Oscuras lágrimas dichosas, viejo plancton,
vida en suspensión que determina la única
y pesada fecundidad de las simas con todos
los superiores restos que descienden, uno
tras otro, como sucesivas oleadas de carne.

Estas algas ciegas ya no dan fe
de ninguna luz, porque se complica en cada instante
su abrasada naturaleza, porque ya descarriadas
sus espesas clorofilas se hunden irremediablemente
desde lo más íntimo de cada vieja conversación
hacia estas palabras de plomo

porque ya los montes descifrados fueron
avalanchas del barro que siguió al barro,
y ya desembocó el agua y desembocó la arcilla,
y las arenas y las piedras, las agonías y los pasos.

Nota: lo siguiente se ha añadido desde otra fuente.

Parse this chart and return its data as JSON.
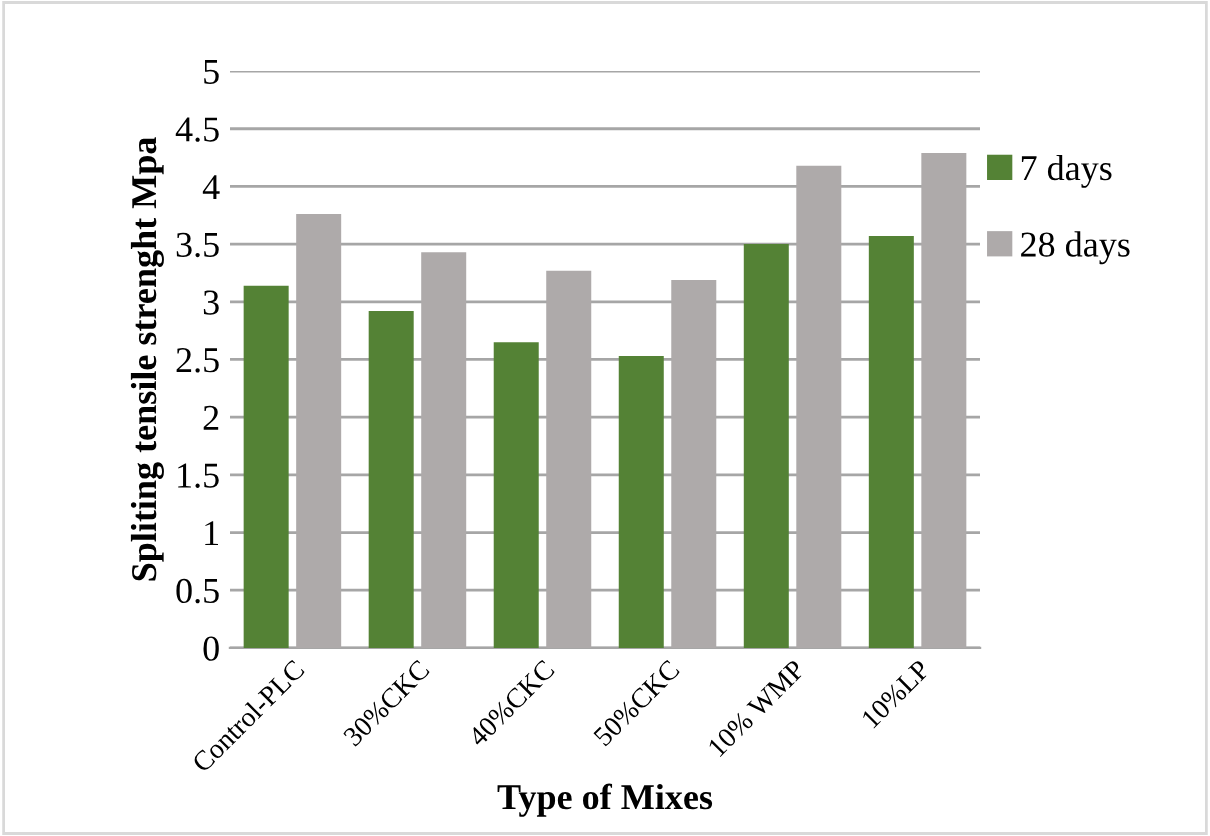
{
  "chart_data": {
    "type": "bar",
    "xlabel": "Type of Mixes",
    "ylabel": "Spliting tensile strenght Mpa",
    "categories": [
      "Control-PLC",
      "30%CKC",
      "40%CKC",
      "50%CKC",
      "10% WMP",
      "10%LP"
    ],
    "series": [
      {
        "name": "7 days",
        "color": "#548235",
        "values": [
          3.14,
          2.92,
          2.65,
          2.53,
          3.5,
          3.57
        ]
      },
      {
        "name": "28 days",
        "color": "#aeaaaa",
        "values": [
          3.76,
          3.43,
          3.27,
          3.19,
          4.18,
          4.29
        ]
      }
    ],
    "ylim": [
      0,
      5
    ],
    "yticks": [
      0,
      0.5,
      1,
      1.5,
      2,
      2.5,
      3,
      3.5,
      4,
      4.5,
      5
    ],
    "grid": "y",
    "legend": "right"
  }
}
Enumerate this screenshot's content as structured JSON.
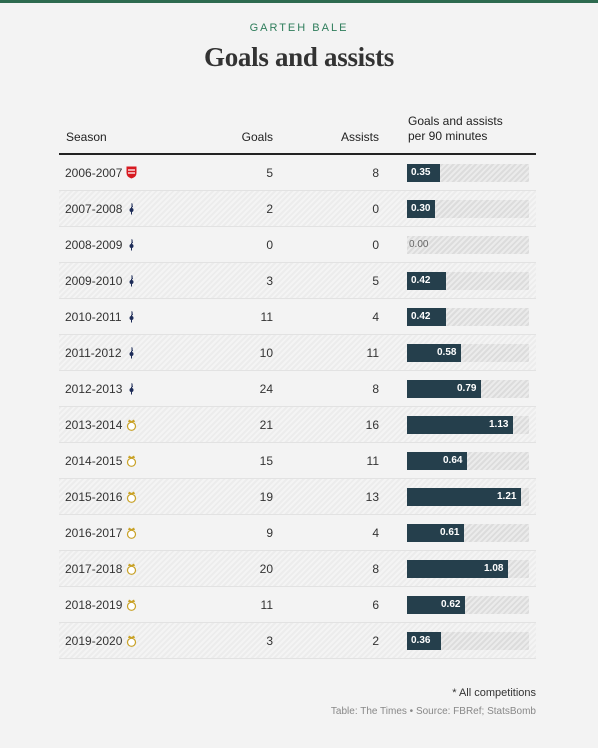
{
  "header": {
    "kicker": "GARTEH BALE",
    "title": "Goals and assists"
  },
  "columns": {
    "season": "Season",
    "goals": "Goals",
    "assists": "Assists",
    "rate_line1": "Goals and assists",
    "rate_line2": "per 90 minutes"
  },
  "colors": {
    "bar": "#253f4c",
    "accent": "#2e7d5b",
    "southampton": "#d71920",
    "tottenham": "#1c2b57",
    "real_madrid": "#c9a227"
  },
  "chart_data": {
    "type": "table",
    "bar_max": 1.3,
    "rows": [
      {
        "season": "2006-2007",
        "club_icon": "southampton-crest-icon",
        "goals": 5,
        "assists": 8,
        "rate": 0.35,
        "rate_label": "0.35"
      },
      {
        "season": "2007-2008",
        "club_icon": "tottenham-crest-icon",
        "goals": 2,
        "assists": 0,
        "rate": 0.3,
        "rate_label": "0.30"
      },
      {
        "season": "2008-2009",
        "club_icon": "tottenham-crest-icon",
        "goals": 0,
        "assists": 0,
        "rate": 0.0,
        "rate_label": "0.00"
      },
      {
        "season": "2009-2010",
        "club_icon": "tottenham-crest-icon",
        "goals": 3,
        "assists": 5,
        "rate": 0.42,
        "rate_label": "0.42"
      },
      {
        "season": "2010-2011",
        "club_icon": "tottenham-crest-icon",
        "goals": 11,
        "assists": 4,
        "rate": 0.42,
        "rate_label": "0.42"
      },
      {
        "season": "2011-2012",
        "club_icon": "tottenham-crest-icon",
        "goals": 10,
        "assists": 11,
        "rate": 0.58,
        "rate_label": "0.58"
      },
      {
        "season": "2012-2013",
        "club_icon": "tottenham-crest-icon",
        "goals": 24,
        "assists": 8,
        "rate": 0.79,
        "rate_label": "0.79"
      },
      {
        "season": "2013-2014",
        "club_icon": "real-madrid-crest-icon",
        "goals": 21,
        "assists": 16,
        "rate": 1.13,
        "rate_label": "1.13"
      },
      {
        "season": "2014-2015",
        "club_icon": "real-madrid-crest-icon",
        "goals": 15,
        "assists": 11,
        "rate": 0.64,
        "rate_label": "0.64"
      },
      {
        "season": "2015-2016",
        "club_icon": "real-madrid-crest-icon",
        "goals": 19,
        "assists": 13,
        "rate": 1.21,
        "rate_label": "1.21"
      },
      {
        "season": "2016-2017",
        "club_icon": "real-madrid-crest-icon",
        "goals": 9,
        "assists": 4,
        "rate": 0.61,
        "rate_label": "0.61"
      },
      {
        "season": "2017-2018",
        "club_icon": "real-madrid-crest-icon",
        "goals": 20,
        "assists": 8,
        "rate": 1.08,
        "rate_label": "1.08"
      },
      {
        "season": "2018-2019",
        "club_icon": "real-madrid-crest-icon",
        "goals": 11,
        "assists": 6,
        "rate": 0.62,
        "rate_label": "0.62"
      },
      {
        "season": "2019-2020",
        "club_icon": "real-madrid-crest-icon",
        "goals": 3,
        "assists": 2,
        "rate": 0.36,
        "rate_label": "0.36"
      }
    ]
  },
  "footer": {
    "note": "* All competitions",
    "source": "Table: The Times • Source: FBRef; StatsBomb"
  }
}
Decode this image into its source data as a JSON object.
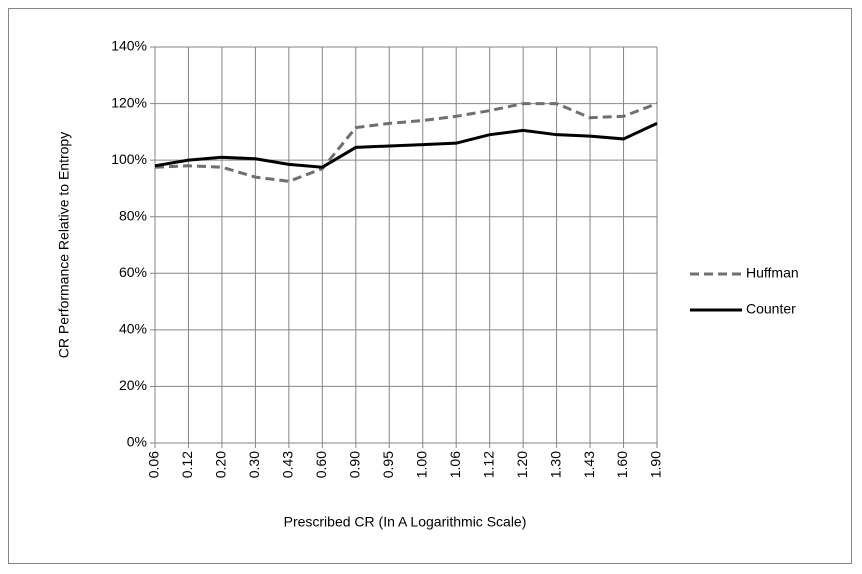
{
  "chart_data": {
    "type": "line",
    "x_label": "Prescribed CR (In A Logarithmic Scale)",
    "y_label": "CR Performance Relative to Entropy",
    "categories": [
      "0.06",
      "0.12",
      "0.20",
      "0.30",
      "0.43",
      "0.60",
      "0.90",
      "0.95",
      "1.00",
      "1.06",
      "1.12",
      "1.20",
      "1.30",
      "1.43",
      "1.60",
      "1.90"
    ],
    "series": [
      {
        "name": "Huffman",
        "color": "#6f6f6f",
        "dash": true,
        "values": [
          97.5,
          98,
          97.5,
          94,
          92.5,
          97,
          111.5,
          113,
          114,
          115.5,
          117.5,
          120,
          120,
          115,
          115.5,
          120
        ]
      },
      {
        "name": "Counter",
        "color": "#000000",
        "dash": false,
        "values": [
          98,
          100,
          101,
          100.5,
          98.5,
          97.5,
          104.5,
          105,
          105.5,
          106,
          109,
          110.5,
          109,
          108.5,
          107.5,
          113
        ]
      }
    ],
    "ylim": [
      0,
      140
    ],
    "yticks": [
      {
        "value": 0,
        "label": "0%"
      },
      {
        "value": 20,
        "label": "20%"
      },
      {
        "value": 40,
        "label": "40%"
      },
      {
        "value": 60,
        "label": "60%"
      },
      {
        "value": 80,
        "label": "80%"
      },
      {
        "value": 100,
        "label": "100%"
      },
      {
        "value": 120,
        "label": "120%"
      },
      {
        "value": 140,
        "label": "140%"
      }
    ],
    "grid": true,
    "legend": "right"
  }
}
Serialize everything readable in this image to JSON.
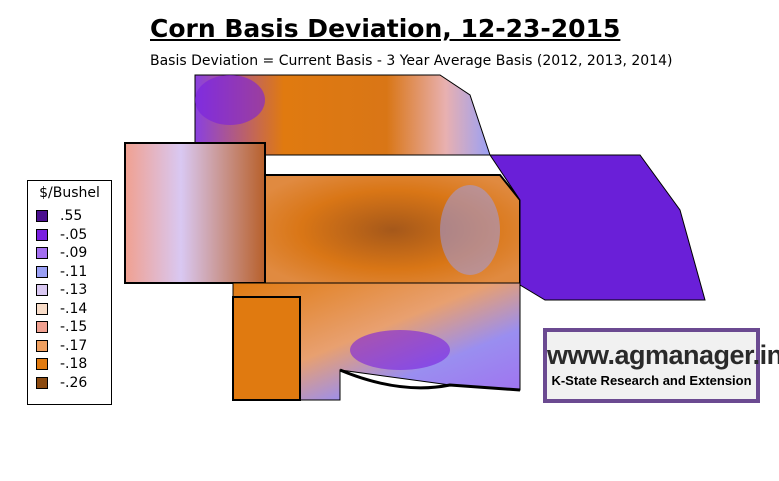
{
  "header": {
    "title": "Corn Basis Deviation, 12-23-2015",
    "subtitle": "Basis Deviation = Current Basis - 3 Year Average Basis (2012, 2013, 2014)"
  },
  "legend": {
    "title": "$/Bushel",
    "items": [
      {
        "label": ".55",
        "color": "#4b0f8f"
      },
      {
        "label": "-.05",
        "color": "#7a1fe0"
      },
      {
        "label": "-.09",
        "color": "#a36ff0"
      },
      {
        "label": "-.11",
        "color": "#9aa0f5"
      },
      {
        "label": "-.13",
        "color": "#d9c8f2"
      },
      {
        "label": "-.14",
        "color": "#f8dcc8"
      },
      {
        "label": "-.15",
        "color": "#f0a090"
      },
      {
        "label": "-.17",
        "color": "#f0a060"
      },
      {
        "label": "-.18",
        "color": "#e07a10"
      },
      {
        "label": "-.26",
        "color": "#8b4a10"
      }
    ]
  },
  "logo": {
    "url": "www.agmanager.info",
    "org": "K-State Research and Extension"
  }
}
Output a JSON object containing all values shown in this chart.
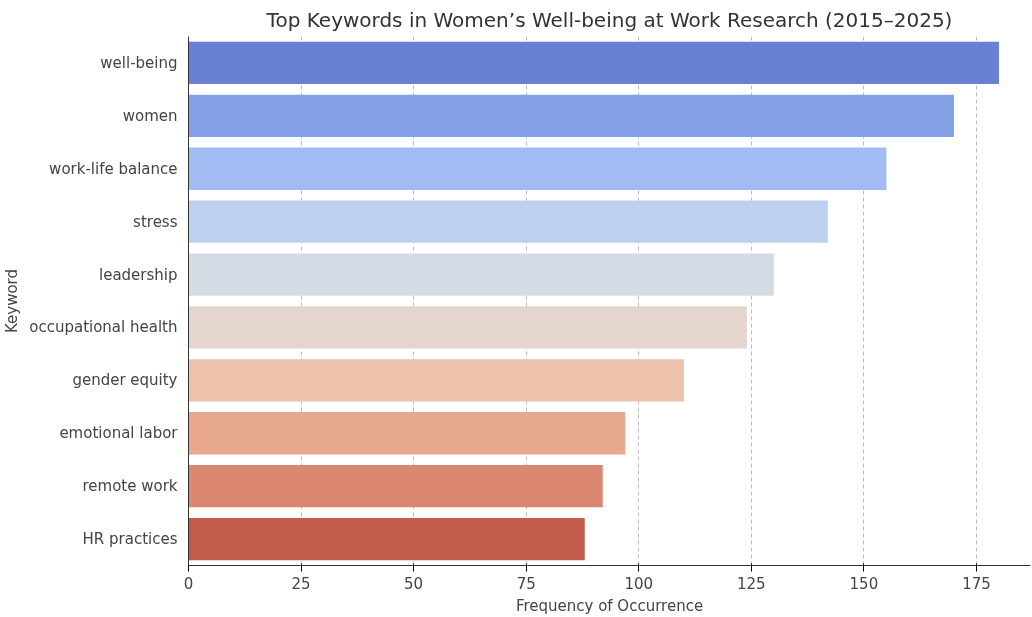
{
  "chart_data": {
    "type": "bar",
    "orientation": "horizontal",
    "title": "Top Keywords in Women’s Well-being at Work Research (2015–2025)",
    "xlabel": "Frequency of Occurrence",
    "ylabel": "Keyword",
    "categories": [
      "well-being",
      "women",
      "work-life balance",
      "stress",
      "leadership",
      "occupational health",
      "gender equity",
      "emotional labor",
      "remote work",
      "HR practices"
    ],
    "values": [
      180,
      170,
      155,
      142,
      130,
      124,
      110,
      97,
      92,
      88
    ],
    "colors": [
      "#6a80d4",
      "#84a0e6",
      "#a2bcf3",
      "#bed0f0",
      "#d5dbe5",
      "#e4d6cf",
      "#ecc2ad",
      "#e8a88f",
      "#da8670",
      "#c45c4e"
    ],
    "xlim": [
      0,
      187
    ],
    "xticks": [
      0,
      25,
      50,
      75,
      100,
      125,
      150,
      175
    ],
    "grid": "x"
  }
}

Extraño lecho suburbial o submarino,
futura inmensa cordillera de terribles separaciones,
de distancias que se comprimen y que en su máxima
cercanía, válida cercanía, seguirán siendo distancias, huecos,
nichos que habitaran otros reyes destronados,
otros amores rendidos. Restos de una felicidad intermitente
rota en cada instante por ausencias que aún congelan
tus últimos huesos. Por fuerzas que abandonan para siempre
los remotos confines del lenguaje. Y sin labios ya ahí
estas palabras ya se juntan con el polvo y la ceniza,
ya desmienten lo que en otro momento fue vida,
y ya se entienden como la escueta fórmula química
de la gota densa de un vinagre, de la resina
que ha proclamado en vano toda su adherencia.

Así descienden por mi memoria cientos de cuartos vacíos
pero puede que en algún lado también se abran
las puertas de los espacios de las más hermosas
nutriciones como un oro nunca antes descrito.

Bajan por las calles del fondo también los nuevos aires
a veces. Nadie sabe aún cuántas vidas caben en el tiempo
ni por qué subsisten las más sutiles impresiones más allá
de la muerte. Pero diré simplemente: «Vengo aquí a plantar
mis raíces en el abismo y esta es mi verdad y mi cántico».